The freight market operates significantly under contracts, but in some cases, those contracts are worth little more than the paper they’re written on. In the intermodal market, however, upwards of 99% of freight moves under contractual agreements, making contracted freight data increasingly valuable compared to spot market data, which represents an extremely small subset of overall intermodal movements.
Intermodal contract rates, which can now be broken down into multiple granularities beyond just a national average, allow for benchmarking or identifying potential intermodal conversion opportunities. Intermodal contract rates within SONAR can be analyzed by national average, transcontinental, local east and 67 of the densest intermodal lanes across railroad networks.
The first and arguably easiest use case for intermodal contract rates is benchmarking. In the past, intermodal contract rates could only be benchmarked at a national level, which didn’t always represent the movements happening in the market. Transcontinental and Local East movements are priced dramatically differently, largely due to the length of haul and the relationship between intermodal and truckload.
For shippers importing into the West Coast, the transcontinental intermodal contract rate provides a more accurate representation of intermodal pricing than a national rate would. These granular views allow for better decision-making and can significantly improve contract negotiations, helping businesses gain a competitive edge.
Using intermodal contract rates by geography is a good way to benchmark, but expanding into the lane level offers not only enhanced benchmarking opportunities but also the ability to identify potential intermodal conversions. New intermodal contract rates within SONAR offer data for 67 different lanes. Combined with Market Dashboard, users can identify where intermodal contract rates are not only below truckload contract rates but also below truckload spot rates.

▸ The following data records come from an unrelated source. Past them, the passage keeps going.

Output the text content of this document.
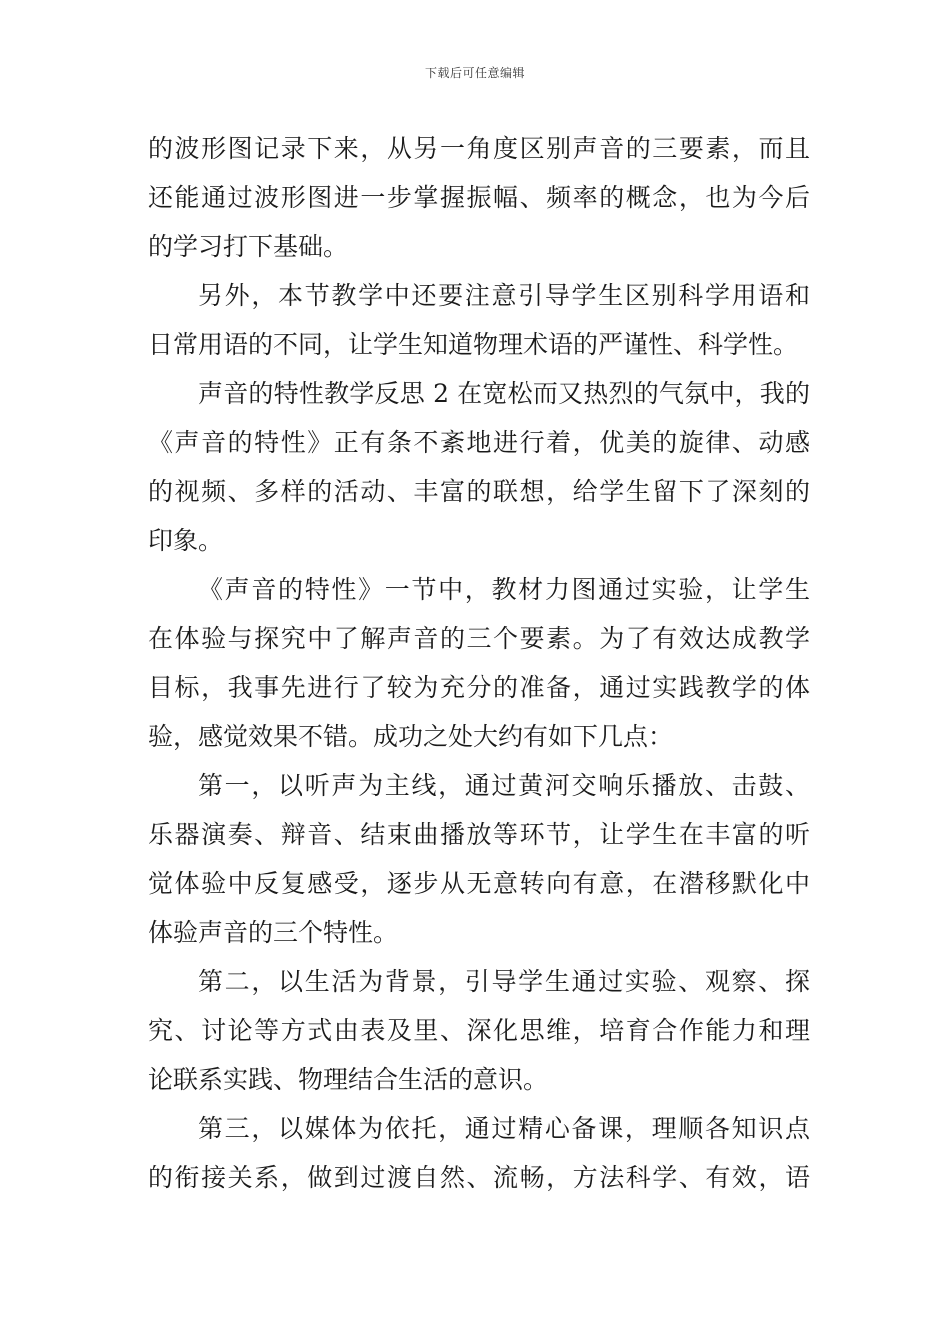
下载后可任意编辑
的波形图记录下来，从另一角度区别声音的三要素，而且
还能通过波形图进一步掌握振幅、频率的概念，也为今后
的学习打下基础。
另外，本节教学中还要注意引导学生区别科学用语和
日常用语的不同，让学生知道物理术语的严谨性、科学性。
声音的特性教学反思 2 在宽松而又热烈的气氛中，我的
《声音的特性》正有条不紊地进行着，优美的旋律、动感
的视频、多样的活动、丰富的联想，给学生留下了深刻的
印象。
《声音的特性》一节中，教材力图通过实验，让学生
在体验与探究中了解声音的三个要素。为了有效达成教学
目标，我事先进行了较为充分的准备，通过实践教学的体
验，感觉效果不错。成功之处大约有如下几点：
第一，以听声为主线，通过黄河交响乐播放、击鼓、
乐器演奏、辩音、结束曲播放等环节，让学生在丰富的听
觉体验中反复感受，逐步从无意转向有意，在潜移默化中
体验声音的三个特性。
第二，以生活为背景，引导学生通过实验、观察、探
究、讨论等方式由表及里、深化思维，培育合作能力和理
论联系实践、物理结合生活的意识。
第三，以媒体为依托，通过精心备课，理顺各知识点
的衔接关系，做到过渡自然、流畅，方法科学、有效，语
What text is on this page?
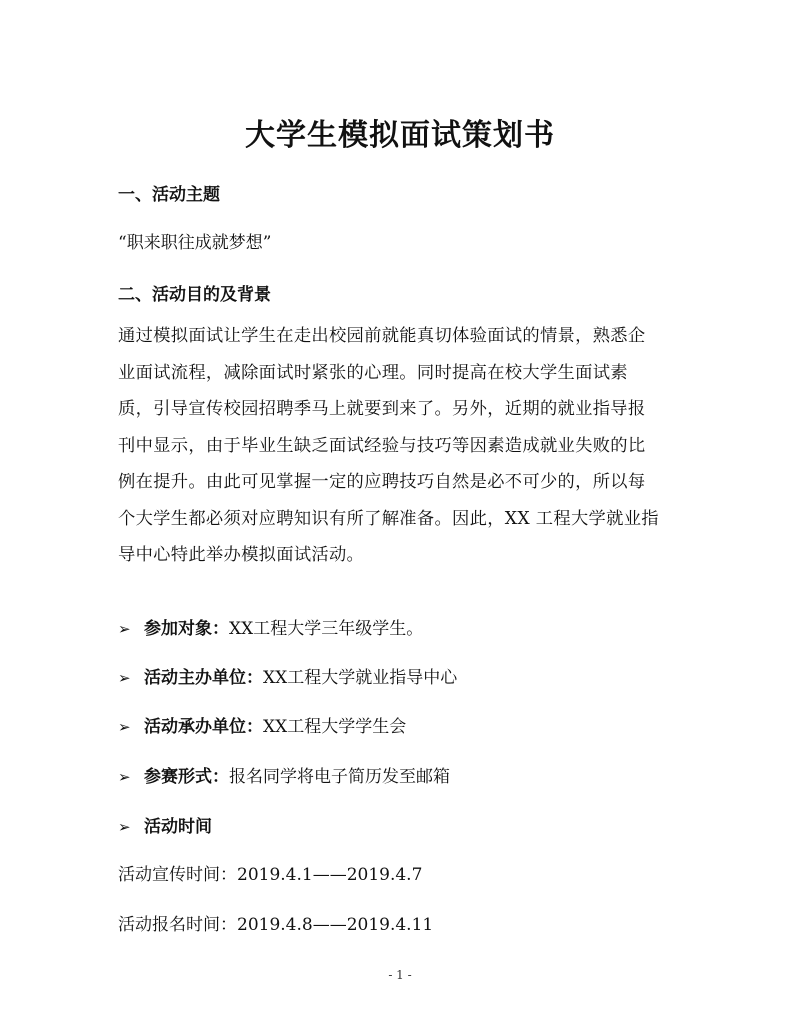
大学生模拟面试策划书
一、活动主题

“职来职往成就梦想”

二、活动目的及背景
通过模拟面试让学生在走出校园前就能真切体验面试的情景，熟悉企
业面试流程，减除面试时紧张的心理。同时提高在校大学生面试素
质，引导宣传校园招聘季马上就要到来了。另外，近期的就业指导报
刊中显示，由于毕业生缺乏面试经验与技巧等因素造成就业失败的比
例在提升。由此可见掌握一定的应聘技巧自然是必不可少的，所以每
个大学生都必须对应聘知识有所了解准备。因此，XX 工程大学就业指
导中心特此举办模拟面试活动。

➢ 参加对象：XX工程大学三年级学生。

➢ 活动主办单位：XX工程大学就业指导中心

➢ 活动承办单位：XX工程大学学生会

➢ 参赛形式：报名同学将电子简历发至邮箱

➢ 活动时间

活动宣传时间：2019.4.1——2019.4.7

活动报名时间：2019.4.8——2019.4.11

- 1 -
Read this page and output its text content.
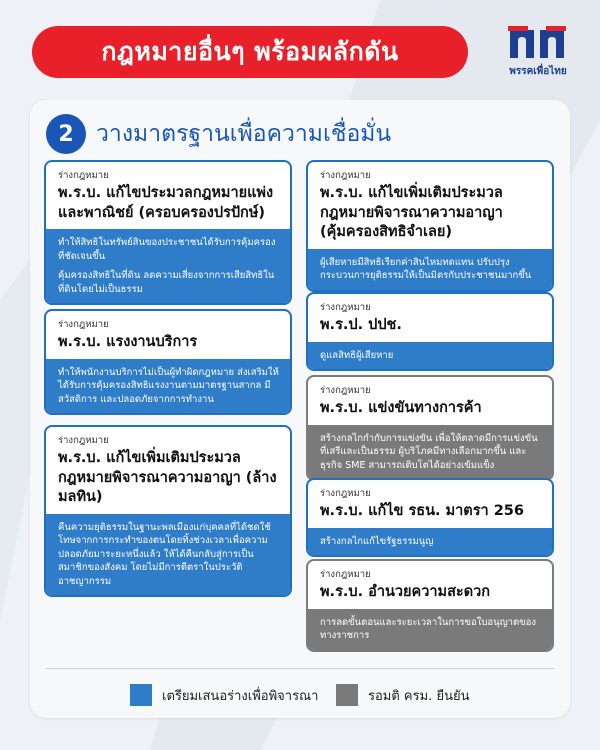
กฎหมายอื่นๆ พร้อมผลักดัน
พรรคเพื่อไทย
2 วางมาตรฐานเพื่อความเชื่อมั่น
ร่างกฎหมาย
พ.ร.บ. แก้ไขประมวลกฎหมายแพ่งและพาณิชย์ (ครอบครองปรปักษ์)

ทำให้สิทธิในทรัพย์สินของประชาชนได้รับการคุ้มครองที่ชัดเจนขึ้น

คุ้มครองสิทธิในที่ดิน ลดความเสี่ยงจากการเสียสิทธิในที่ดินโดยไม่เป็นธรรม

ร่างกฎหมาย
พ.ร.บ. แรงงานบริการ

ทำให้พนักงานบริการไม่เป็นผู้ทำผิดกฎหมาย ส่งเสริมให้ได้รับการคุ้มครองสิทธิแรงงานตามมาตรฐานสากล มีสวัสดิการ และปลอดภัยจากการทำงาน

ร่างกฎหมาย
พ.ร.บ. แก้ไขเพิ่มเติมประมวลกฎหมายพิจารณาความอาญา (ล้างมลทิน)

คืนความยุติธรรมในฐานะพลเมืองแก่บุคคลที่ได้ชดใช้โทษจากการกระทำของตนโดยทิ้งช่วงเวลาเพื่อความปลอดภัยมาระยะหนึ่งแล้ว ให้ได้คืนกลับสู่การเป็นสมาชิกของสังคม โดยไม่มีการตีตราในประวัติอาชญากรรม

ร่างกฎหมาย
พ.ร.บ. แก้ไขเพิ่มเติมประมวลกฎหมายพิจารณาความอาญา (คุ้มครองสิทธิจำเลย)

ผู้เสียหายมีสิทธิเรียกค่าสินไหมทดแทน ปรับปรุงกระบวนการยุติธรรมให้เป็นมิตรกับประชาชนมากขึ้น

ร่างกฎหมาย
พ.ร.ป. ปปช.

ดูแลสิทธิผู้เสียหาย

ร่างกฎหมาย
พ.ร.บ. แข่งขันทางการค้า

สร้างกลไกกำกับการแข่งขัน เพื่อให้ตลาดมีการแข่งขันที่เสรีและเป็นธรรม ผู้บริโภคมีทางเลือกมากขึ้น และธุรกิจ SME สามารถเติบโตได้อย่างเข้มแข็ง

ร่างกฎหมาย
พ.ร.บ. แก้ไข รธน. มาตรา 256

สร้างกลไกแก้ไขรัฐธรรมนูญ

ร่างกฎหมาย
พ.ร.บ. อำนวยความสะดวก

การลดขั้นตอนและระยะเวลาในการขอใบอนุญาตของทางราชการ

เตรียมเสนอร่างเพื่อพิจารณา	รอมติ ครม. ยืนยัน
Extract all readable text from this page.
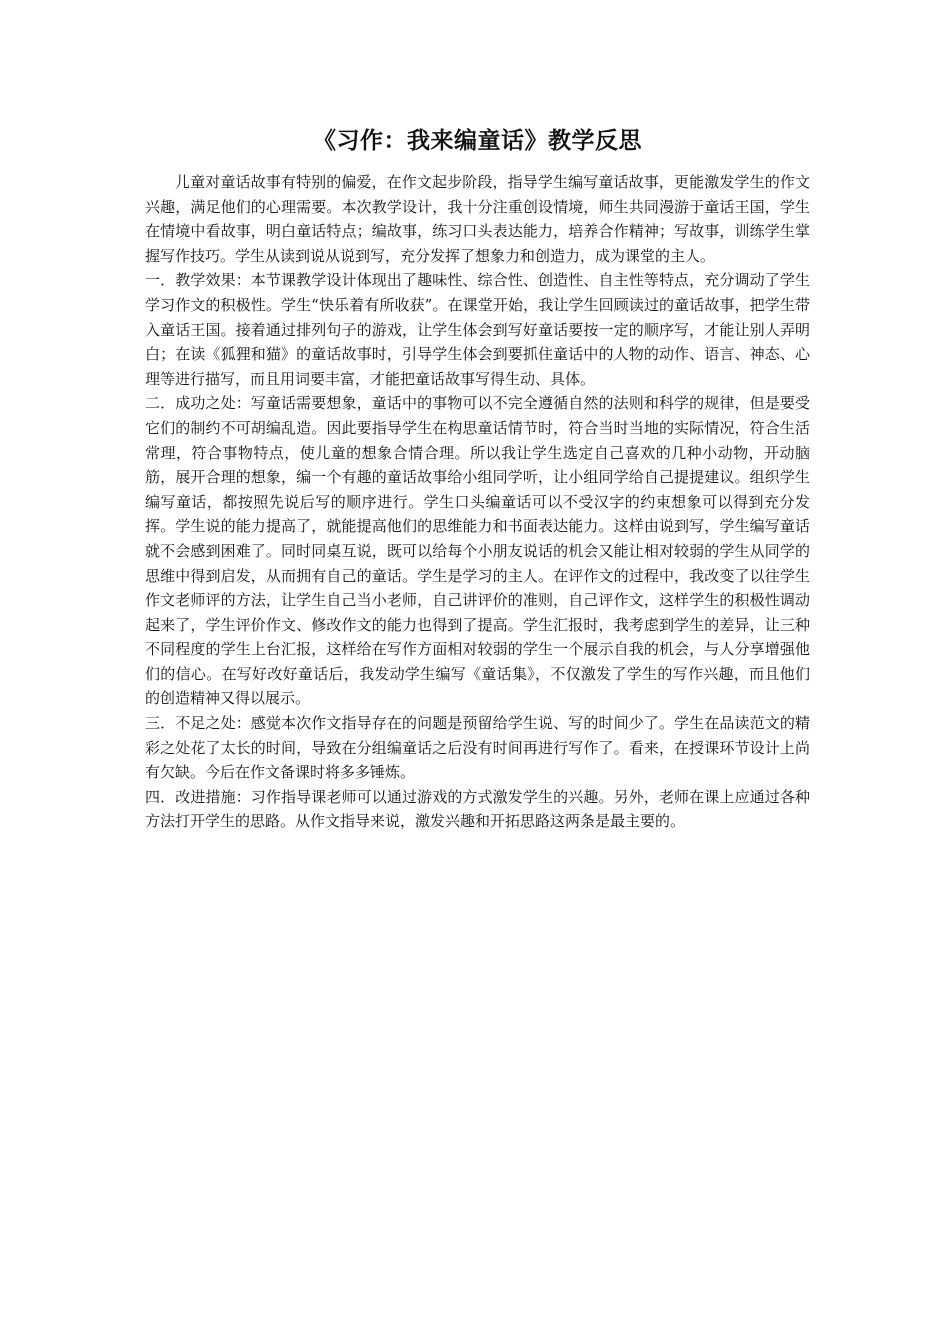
《习作：我来编童话》教学反思

儿童对童话故事有特别的偏爱，在作文起步阶段，指导学生编写童话故事，更能激发学生的作文兴趣，满足他们的心理需要。本次教学设计，我十分注重创设情境，师生共同漫游于童话王国，学生在情境中看故事，明白童话特点；编故事，练习口头表达能力，培养合作精神；写故事，训练学生掌握写作技巧。学生从读到说从说到写，充分发挥了想象力和创造力，成为课堂的主人。

一．教学效果：本节课教学设计体现出了趣味性、综合性、创造性、自主性等特点，充分调动了学生学习作文的积极性。学生“快乐着有所收获”。在课堂开始，我让学生回顾读过的童话故事，把学生带入童话王国。接着通过排列句子的游戏，让学生体会到写好童话要按一定的顺序写，才能让别人弄明白；在读《狐狸和猫》的童话故事时，引导学生体会到要抓住童话中的人物的动作、语言、神态、心理等进行描写，而且用词要丰富，才能把童话故事写得生动、具体。

二．成功之处：写童话需要想象，童话中的事物可以不完全遵循自然的法则和科学的规律，但是要受它们的制约不可胡编乱造。因此要指导学生在构思童话情节时，符合当时当地的实际情况，符合生活常理，符合事物特点，使儿童的想象合情合理。所以我让学生选定自己喜欢的几种小动物，开动脑筋，展开合理的想象，编一个有趣的童话故事给小组同学听，让小组同学给自己提提建议。组织学生编写童话，都按照先说后写的顺序进行。学生口头编童话可以不受汉字的约束想象可以得到充分发挥。学生说的能力提高了，就能提高他们的思维能力和书面表达能力。这样由说到写，学生编写童话就不会感到困难了。同时同桌互说，既可以给每个小朋友说话的机会又能让相对较弱的学生从同学的思维中得到启发，从而拥有自己的童话。学生是学习的主人。在评作文的过程中，我改变了以往学生作文老师评的方法，让学生自己当小老师，自己讲评价的准则，自己评作文，这样学生的积极性调动起来了，学生评价作文、修改作文的能力也得到了提高。学生汇报时，我考虑到学生的差异，让三种不同程度的学生上台汇报，这样给在写作方面相对较弱的学生一个展示自我的机会，与人分享增强他们的信心。在写好改好童话后，我发动学生编写《童话集》，不仅激发了学生的写作兴趣，而且他们的创造精神又得以展示。

三．不足之处：感觉本次作文指导存在的问题是预留给学生说、写的时间少了。学生在品读范文的精彩之处花了太长的时间，导致在分组编童话之后没有时间再进行写作了。看来，在授课环节设计上尚有欠缺。今后在作文备课时将多多锤炼。

四．改进措施：习作指导课老师可以通过游戏的方式激发学生的兴趣。另外，老师在课上应通过各种方法打开学生的思路。从作文指导来说，激发兴趣和开拓思路这两条是最主要的。
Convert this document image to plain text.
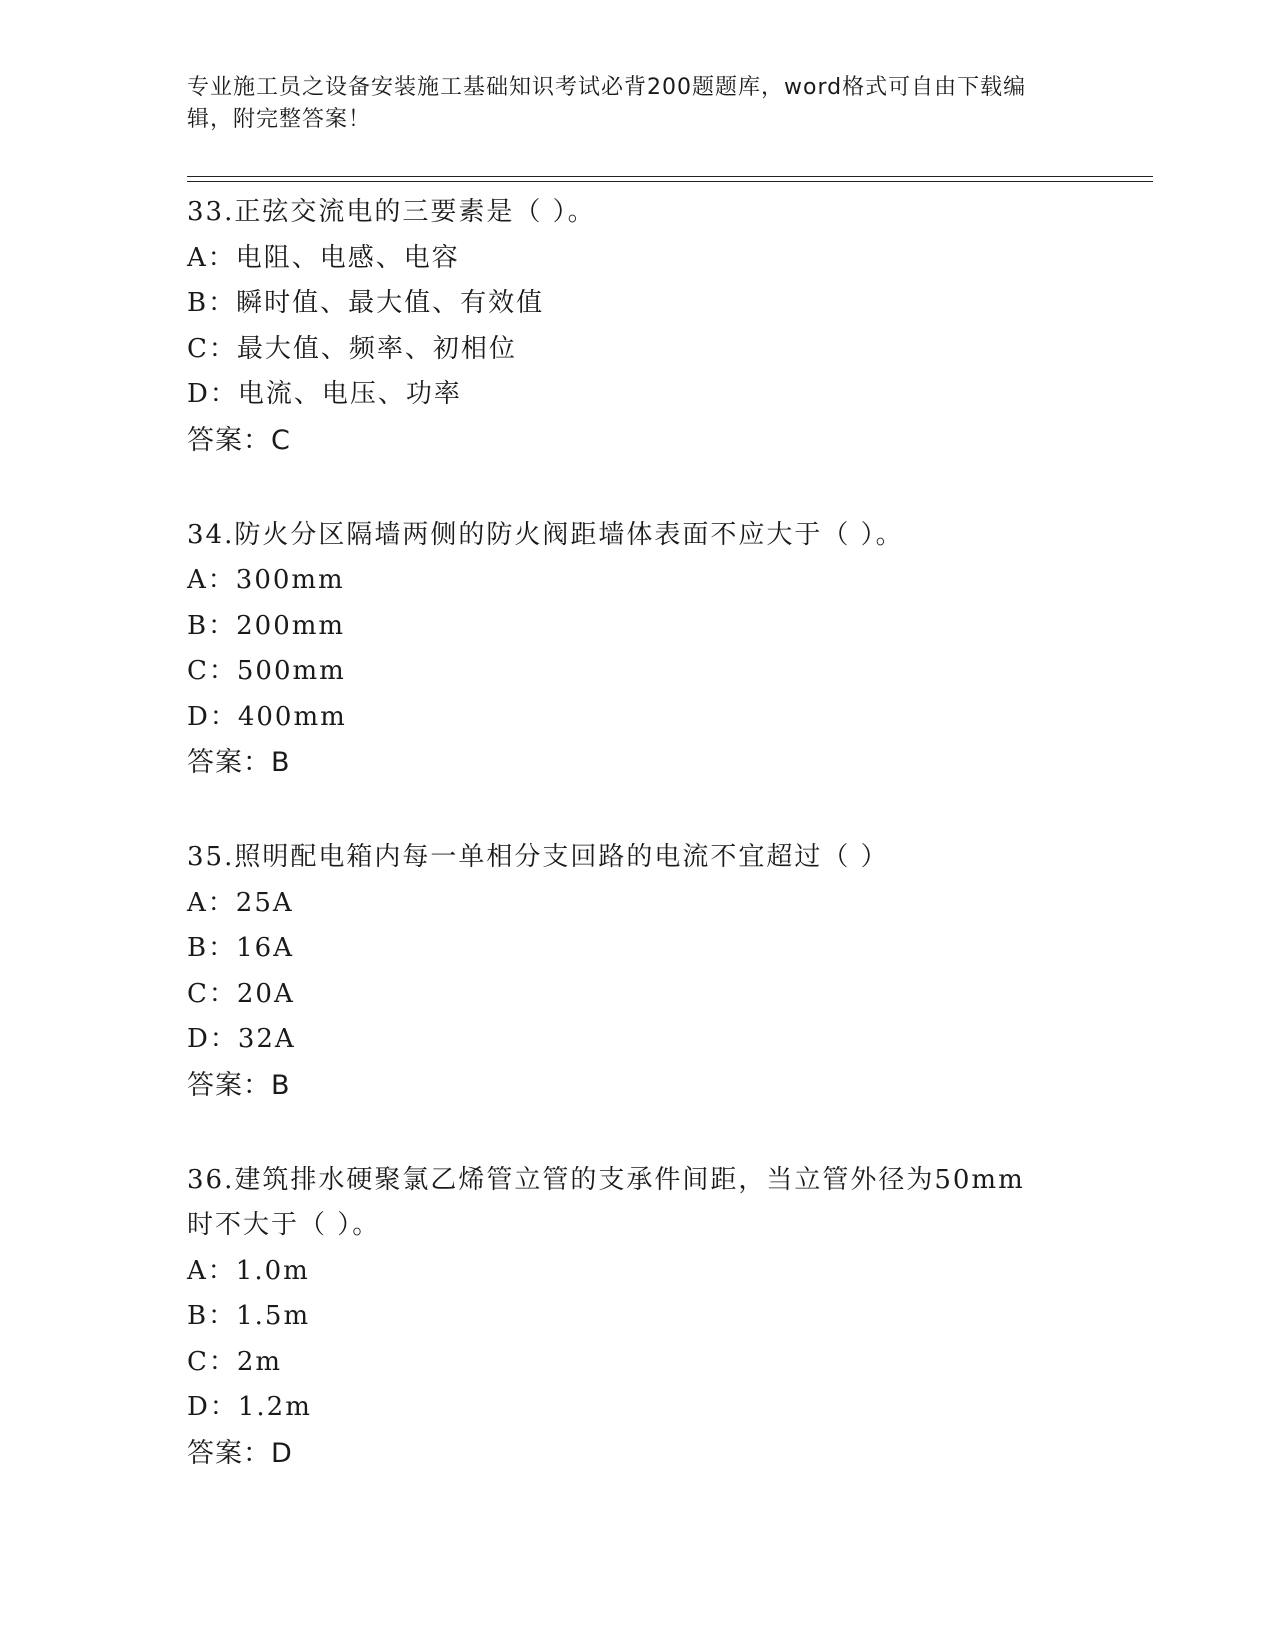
专业施工员之设备安装施工基础知识考试必背200题题库，word格式可自由下载编辑，附完整答案！

33.正弦交流电的三要素是（ ）。

A：电阻、电感、电容

B：瞬时值、最大值、有效值

C：最大值、频率、初相位

D：电流、电压、功率

答案：C

34.防火分区隔墙两侧的防火阀距墙体表面不应大于（ ）。

A：300mm

B：200mm

C：500mm

D：400mm

答案：B

35.照明配电箱内每一单相分支回路的电流不宜超过（ ）

A：25A

B：16A

C：20A

D：32A

答案：B

36.建筑排水硬聚氯乙烯管立管的支承件间距，当立管外径为50mm时不大于（ ）。

A：1.0m

B：1.5m

C：2m

D：1.2m

答案：D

The Los Angeles-to-Chicago lane is one of the densest transportation lanes in the country for both the truckload and intermodal markets. Viewing intermodal contract rates alongside truckload rates on this lane reveals that the intermodal contract rate is more than 30% lower than the truckload rates. If time sensitivity isn’t a concern, this is a prime example of how intermodal conversions could benefit a shipper’s transportation budget.
In addition to the potential cost savings intermodal conversions can provide, they also help shippers advance their ESG initiatives.